Praisner didn't expect to stick around after the merger. He didn't see himself joining some "nameless, faceless, corporate tide." After all, back in 1992, he had left a big company, General Dynamics, to work for Tivoli. So why has he stayed? Because, he says, "none of the things that attracted me to Tivoli have changed. We have cool machines and work on cool software, we get all the caffeine that we could possibly consume, we get to walk around in shorts, and we get to work with really smart people."
As with any merger, of course, some people did leave: IBMers who couldn't fit in with the Tivoli style; Tivolians, including Moss and most of his management team, who missed the raw thrill of working at a startup. But, according to Tivoli, the turnover rate has been remarkably low, hovering at 5%. And of Tivoli's first 236 employees, 203 remain with the company. No wonder that when Bill Foster looks around, he sees purple.
Tivoli's chairman and CEO, Jan Lindelow, is a purple guy. Lindelow, 53, a former engineer in Sweden and a former executive at Asea Brown Boveri, a European engineering giant, appreciates both sides of Tivoli: its culture and speed, and its access to IBM's resources. "I see myself as having two jobs," he says. "One is to lead this company -- to be visionary, to make sure that we are efficient in our execution. The other is to be a bridge to the parent company. I'm proud to be part of the senior IBM management team. I don't make any attempt to hide that."
Today's Tivoli is the fastest-growing segment within IBM's $14 billion software division. Despite its relatively modest size, Tivoli is often mentioned in IBM's quarterly earnings reports. Since its acquisition by IBM, Tivoli itself has acquired three companies of its own. It has also established a global presence: Half of its business is now international. The development process of the combined operation is twice as fast as the same process was at the old IBM, and the software is more polished than it was at the old Tivoli.

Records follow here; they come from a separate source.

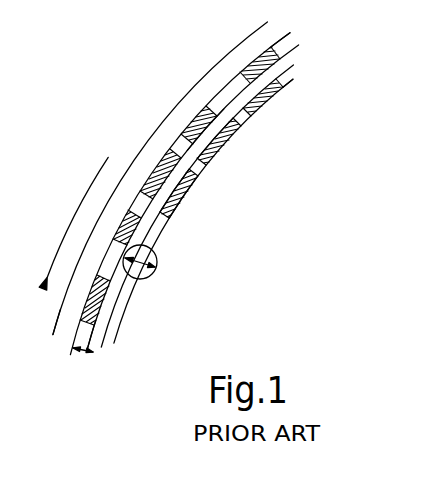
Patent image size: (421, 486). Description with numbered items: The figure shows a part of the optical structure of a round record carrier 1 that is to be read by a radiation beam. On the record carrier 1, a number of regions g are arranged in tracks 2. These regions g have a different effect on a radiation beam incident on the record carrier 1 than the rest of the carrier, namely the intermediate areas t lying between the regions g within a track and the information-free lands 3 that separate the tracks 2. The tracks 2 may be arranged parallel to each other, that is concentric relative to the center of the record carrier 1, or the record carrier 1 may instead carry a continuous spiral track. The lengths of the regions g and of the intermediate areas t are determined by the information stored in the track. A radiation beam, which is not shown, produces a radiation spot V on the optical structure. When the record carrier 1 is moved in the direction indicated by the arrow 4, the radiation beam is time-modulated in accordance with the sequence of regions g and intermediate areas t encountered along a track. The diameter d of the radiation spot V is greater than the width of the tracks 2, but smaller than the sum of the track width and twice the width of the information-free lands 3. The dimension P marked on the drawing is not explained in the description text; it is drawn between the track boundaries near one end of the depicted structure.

The record carrier 1 is at (264, 188).
The tracks 2 is at (298, 68).
The information-free lands 3 is at (100, 328).
The arrow 4 is at (78, 209).
The regions g is at (203, 115).
The intermediate areas t is at (192, 170).
The radiation spot V is at (157, 256).
The diameter of the radiation spot d is at (144, 273).
The pitch dimension of outer strip P is at (75, 357).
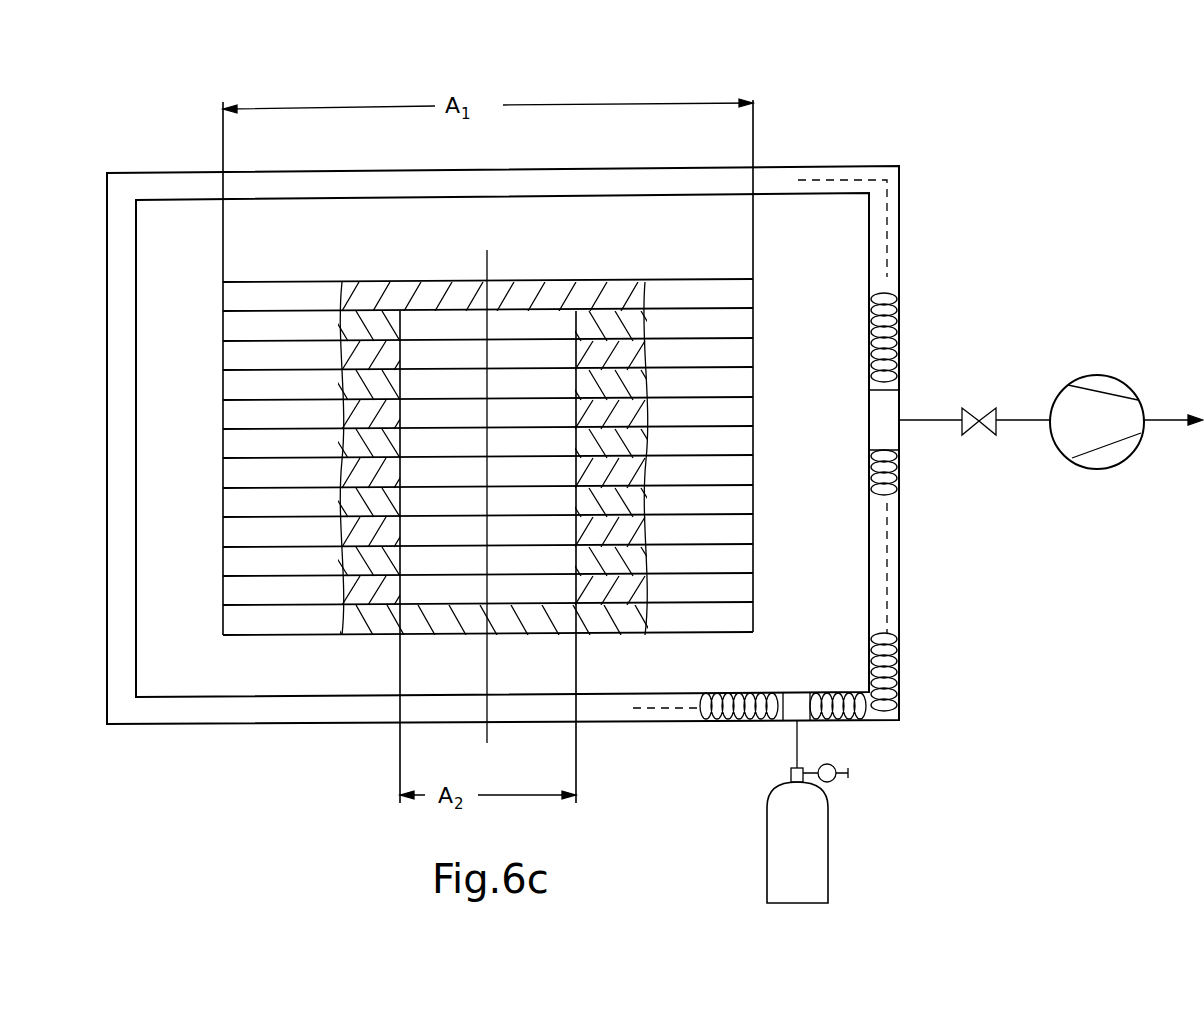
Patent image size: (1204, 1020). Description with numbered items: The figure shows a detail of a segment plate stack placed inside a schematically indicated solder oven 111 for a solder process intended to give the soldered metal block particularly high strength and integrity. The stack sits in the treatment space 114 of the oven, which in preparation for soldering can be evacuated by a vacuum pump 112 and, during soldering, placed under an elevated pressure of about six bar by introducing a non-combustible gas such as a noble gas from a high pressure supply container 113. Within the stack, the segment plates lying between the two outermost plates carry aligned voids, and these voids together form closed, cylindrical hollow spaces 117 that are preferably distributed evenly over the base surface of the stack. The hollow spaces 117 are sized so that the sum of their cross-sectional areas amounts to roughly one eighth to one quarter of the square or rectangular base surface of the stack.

The cylindrical hollow space 117 is at (537, 327).
The solder oven 111 is at (858, 163).
The vacuum pump 112 is at (1100, 385).
The high pressure supply container 113 is at (810, 852).
The treatment space 114 is at (833, 537).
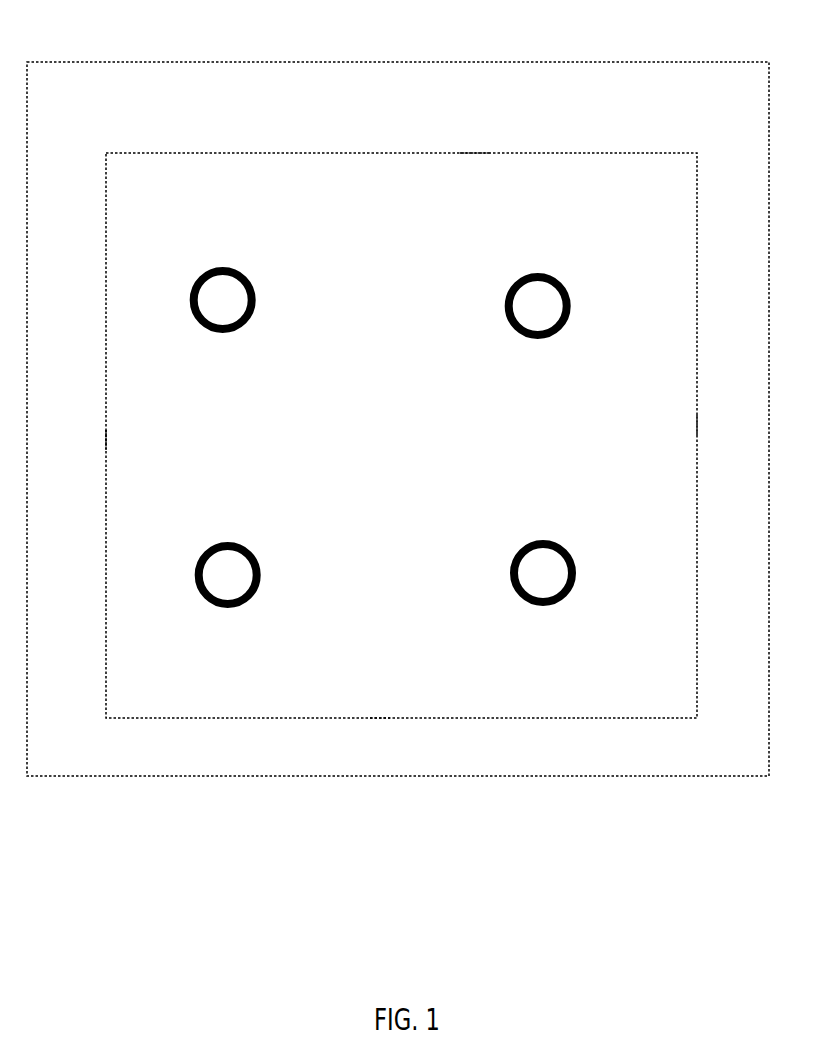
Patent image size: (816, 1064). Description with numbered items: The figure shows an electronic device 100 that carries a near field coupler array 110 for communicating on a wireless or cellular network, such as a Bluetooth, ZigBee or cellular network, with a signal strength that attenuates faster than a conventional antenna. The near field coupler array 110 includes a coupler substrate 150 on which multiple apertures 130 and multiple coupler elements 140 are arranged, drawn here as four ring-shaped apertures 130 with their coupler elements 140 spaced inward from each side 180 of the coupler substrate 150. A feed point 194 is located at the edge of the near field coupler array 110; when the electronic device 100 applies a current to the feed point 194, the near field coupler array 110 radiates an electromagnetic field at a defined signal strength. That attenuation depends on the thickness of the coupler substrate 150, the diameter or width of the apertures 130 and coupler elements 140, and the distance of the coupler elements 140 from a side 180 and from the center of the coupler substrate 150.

The electronic device 100 is at (422, 38).
The near field coupler array 110 is at (438, 756).
The apertures 130 is at (238, 301).
The coupler elements 140 is at (223, 267).
The coupler substrate 150 is at (403, 153).
The side 180 is at (477, 165).
The feed point 194 is at (107, 440).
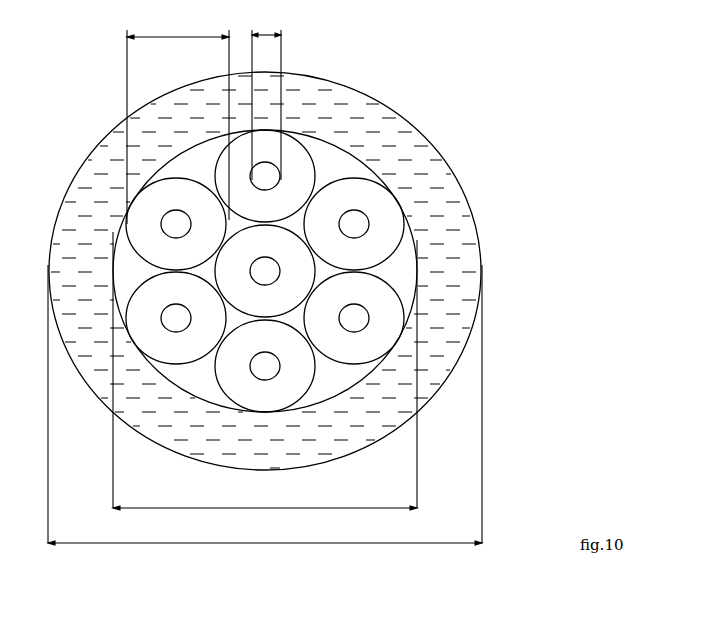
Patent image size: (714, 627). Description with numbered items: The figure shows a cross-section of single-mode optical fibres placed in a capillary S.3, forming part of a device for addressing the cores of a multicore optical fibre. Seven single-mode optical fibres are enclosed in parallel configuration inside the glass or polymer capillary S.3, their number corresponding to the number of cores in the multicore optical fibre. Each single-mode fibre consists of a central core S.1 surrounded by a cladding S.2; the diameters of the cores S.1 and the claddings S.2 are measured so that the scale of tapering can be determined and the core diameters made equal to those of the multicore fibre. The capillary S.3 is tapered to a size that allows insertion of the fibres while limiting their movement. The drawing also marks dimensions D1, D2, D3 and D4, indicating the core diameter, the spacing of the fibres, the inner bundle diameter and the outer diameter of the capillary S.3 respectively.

The core S.1 is at (353, 226).
The cladding S.2 is at (352, 197).
The capillary S.3 is at (443, 247).
The core diameter D1 is at (266, 100).
The fiber spacing dimension D2 is at (178, 123).
The inner bundle diameter D3 is at (265, 371).
The outer cable diameter D4 is at (265, 405).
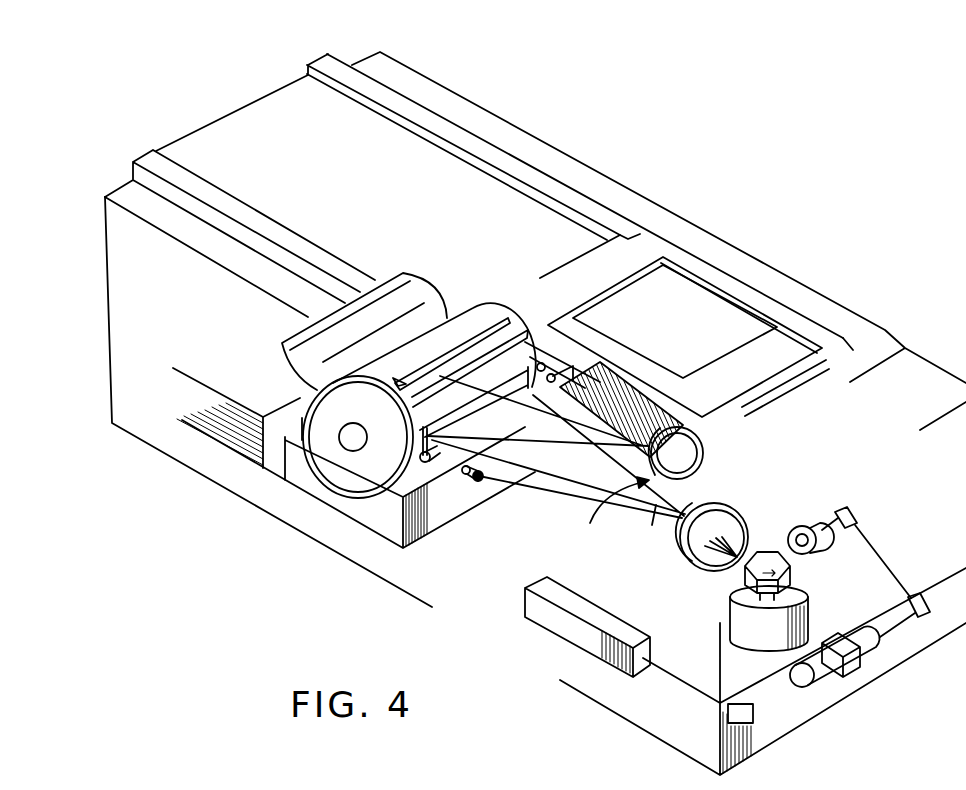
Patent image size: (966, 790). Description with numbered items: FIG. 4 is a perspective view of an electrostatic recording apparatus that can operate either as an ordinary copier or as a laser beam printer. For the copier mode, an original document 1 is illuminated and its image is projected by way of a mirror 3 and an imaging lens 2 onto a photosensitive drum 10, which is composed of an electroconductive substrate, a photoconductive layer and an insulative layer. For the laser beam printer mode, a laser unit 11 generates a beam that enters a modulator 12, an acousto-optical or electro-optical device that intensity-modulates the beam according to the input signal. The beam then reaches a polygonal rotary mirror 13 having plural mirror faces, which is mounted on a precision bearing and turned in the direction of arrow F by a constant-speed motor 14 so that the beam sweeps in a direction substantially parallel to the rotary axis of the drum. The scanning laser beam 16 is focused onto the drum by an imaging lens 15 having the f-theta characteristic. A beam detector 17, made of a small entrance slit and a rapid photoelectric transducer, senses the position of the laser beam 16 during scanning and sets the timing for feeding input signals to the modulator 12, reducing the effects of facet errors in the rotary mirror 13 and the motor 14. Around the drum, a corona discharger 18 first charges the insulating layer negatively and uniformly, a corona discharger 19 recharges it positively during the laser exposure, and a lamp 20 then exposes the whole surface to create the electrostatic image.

The original document 1 is at (648, 290).
The imaging lens 2 is at (703, 446).
The mirror 3 is at (542, 363).
The photosensitive drum 10 is at (453, 317).
The laser unit 11 is at (552, 623).
The modulator 12 is at (857, 667).
The polygonal rotary mirror 13 is at (742, 578).
The constant-speed motor 14 is at (806, 605).
The imaging lens 15 is at (736, 512).
The laser beam 16 is at (650, 521).
The beam detector 17 is at (469, 479).
The corona discharger 18 is at (513, 338).
The corona discharger 19 is at (423, 440).
The lamp 20 is at (426, 463).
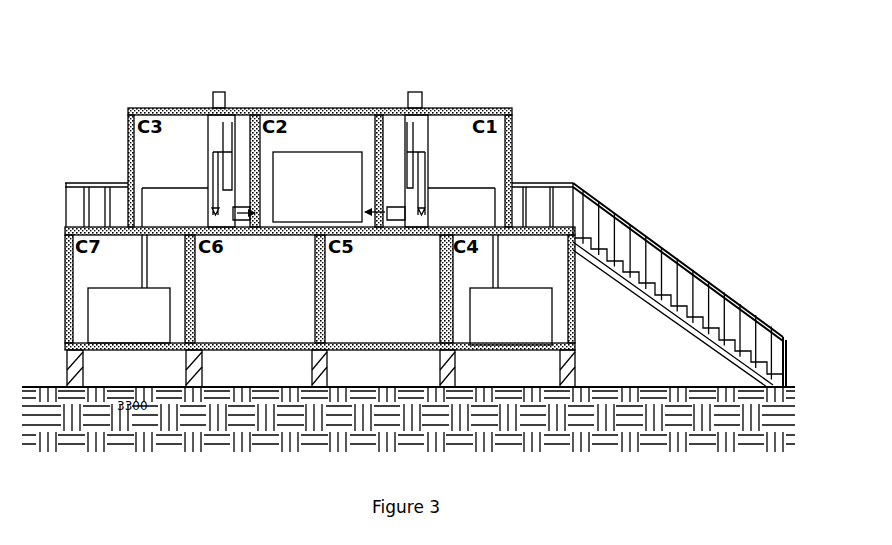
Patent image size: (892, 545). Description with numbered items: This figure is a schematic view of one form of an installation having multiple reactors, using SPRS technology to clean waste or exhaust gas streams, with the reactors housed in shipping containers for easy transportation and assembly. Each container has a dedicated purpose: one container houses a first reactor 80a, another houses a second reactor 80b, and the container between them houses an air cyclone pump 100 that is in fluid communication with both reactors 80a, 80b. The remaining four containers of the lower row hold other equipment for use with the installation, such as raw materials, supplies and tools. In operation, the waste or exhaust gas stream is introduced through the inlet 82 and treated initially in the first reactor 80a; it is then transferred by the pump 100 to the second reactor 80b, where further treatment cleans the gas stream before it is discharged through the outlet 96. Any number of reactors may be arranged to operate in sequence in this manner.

The outlet 96 is at (217, 90).
The inlet 82 is at (414, 90).
The pump 100 is at (335, 167).
The first reactor 80a is at (430, 140).
The second reactor 80b is at (210, 148).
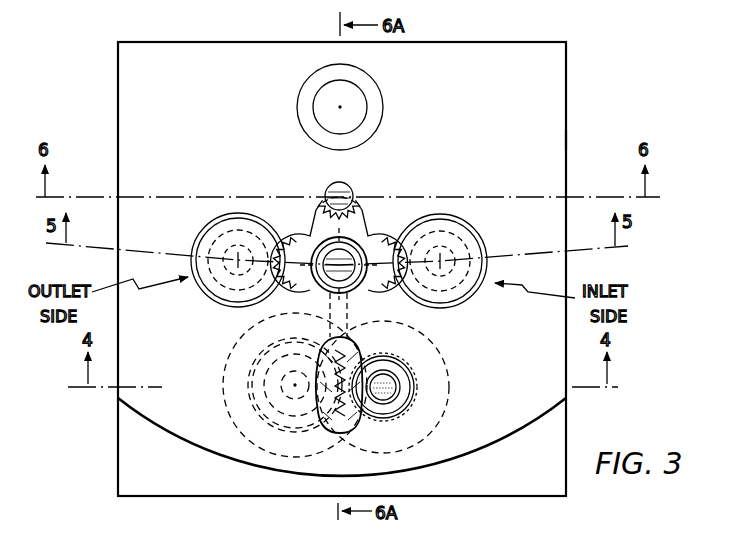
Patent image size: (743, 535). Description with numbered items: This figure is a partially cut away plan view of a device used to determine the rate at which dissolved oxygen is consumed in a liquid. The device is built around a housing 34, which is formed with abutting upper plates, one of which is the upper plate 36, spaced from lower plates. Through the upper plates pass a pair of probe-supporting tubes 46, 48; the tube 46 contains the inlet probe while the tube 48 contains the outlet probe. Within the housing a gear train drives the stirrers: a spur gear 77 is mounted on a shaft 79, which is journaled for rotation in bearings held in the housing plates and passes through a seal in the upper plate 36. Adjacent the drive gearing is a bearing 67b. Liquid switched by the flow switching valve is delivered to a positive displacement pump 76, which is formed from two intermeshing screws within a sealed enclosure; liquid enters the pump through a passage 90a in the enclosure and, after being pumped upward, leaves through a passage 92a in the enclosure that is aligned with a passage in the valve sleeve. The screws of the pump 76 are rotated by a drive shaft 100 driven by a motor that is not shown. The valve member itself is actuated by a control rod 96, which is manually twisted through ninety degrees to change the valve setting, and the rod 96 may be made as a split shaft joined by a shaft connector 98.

The housing 34 is at (110, 467).
The upper plate 36 is at (567, 139).
The probe-supporting tube 46 is at (487, 241).
The probe-supporting tube 48 is at (254, 216).
The gear cavity wall 67b is at (273, 243).
The positive displacement pump 76 is at (393, 360).
The spur gear 77 is at (333, 255).
The shaft 79 is at (348, 193).
The passage 90a is at (427, 327).
The passage 92a is at (247, 340).
The control rod 96 is at (314, 246).
The shaft connector 98 is at (365, 246).
The drive shaft 100 is at (425, 398).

Last September, for example, the company released Tivoli Enterprise, its most powerful software package and its "highest-quality" release yet, according to Neath. Tivoli beta-tested the product for eight months, working with 50 of its biggest customers until the software met with their approval. Tivoli's software has to be better, Neath says, because the stakes are now higher. Only a few years ago, when the company passed the 1,000-desktop mark, Tivoli celebrated by tossing Frank Moss into a fountain. Now its software manages hundreds of thousands of desktops -- and Tivoli is counting on Tivoli Enterprise to generate about $1 billion in revenue from customers like Ford, USAA Real Estate Co., Reuters, Wachovia Corp., and AT&T.